Wow, that’s not what I expected. Next I am led back to the platform
where another product is rubbed over my body.
Then again, without warning, I am pulled up and led to another room. My
new Japanese friend is watching me as I depart. My soggy undressed body waves
back with a smirk… ha! I know what she
is in for. Little does she know…
All in all, I am sure the 15 minute bathing process removed my dead skin, cleansed my
pores, facilitated better skin breathing, and improved blood circulation, yada-yada-yada. However, the abrupt and
callous manner in which I have been handled has left me a little shell-shocked.

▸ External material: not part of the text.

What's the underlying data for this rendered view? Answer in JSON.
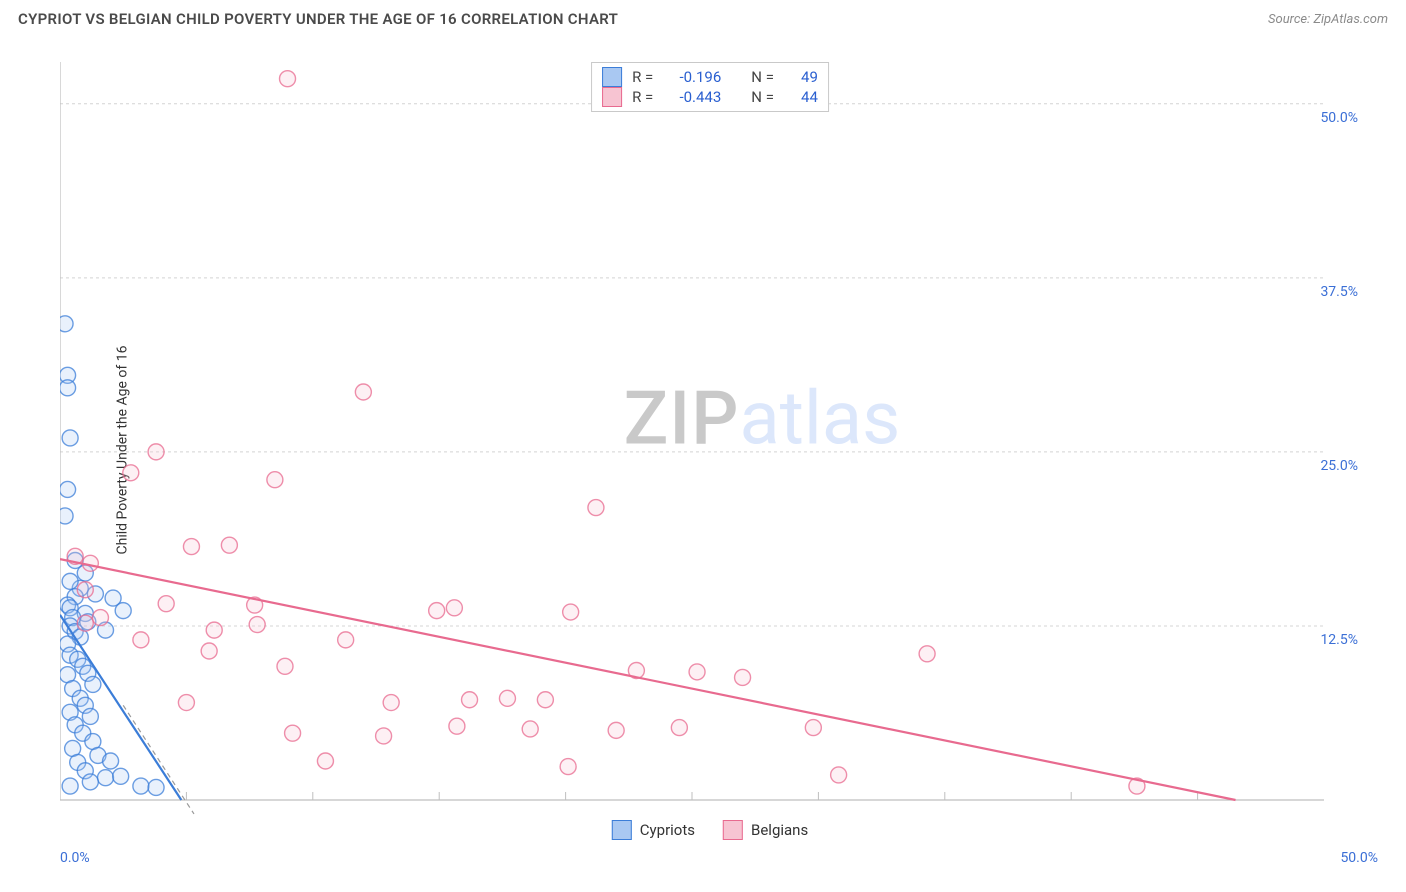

I most definitely was not at Bonneville or one of the other spas I love back
home.
Just
as I was feeling like a child who had misbehaved and was awaiting a lashing, a
different, kinder set of arms came from behind and wrapped me in a huge
towel. She hugged me, still from behind,
and walked me into the next room. There she helped me up on a massage table. She then began to sing the most angelic song
(albeit in Turkish) as she artfully massaged my body. I enjoyed every moment of her soothing
celestial voice, nodding along as I tried to absorb her joyful emotion. I fear I might have unknowingly paid homage
to Allah, but I figured I could repent later to my God, who seems to be
slightly less angry than Allah. And it must be said, that under the
circumstances, this was probably the safer response knowing full well the angry
naked bath attendant was still in a room nearby.
After
the massage I was offered a shower to rinse. I then met Tina and my mom in the
large jacuzzi / pool area... where we laughed long and hard about our
individual and completely unique experiences.
I
really wish I had taken the time to read about the Turkish bath experience
before going… I think it would have made the process less confusing and I would
have managed to stay longer and better enjoy soaking up all the beautiful
facility had to offer. Regardless of an
angry old half-naked bath attendant or two – the experience was amazing!!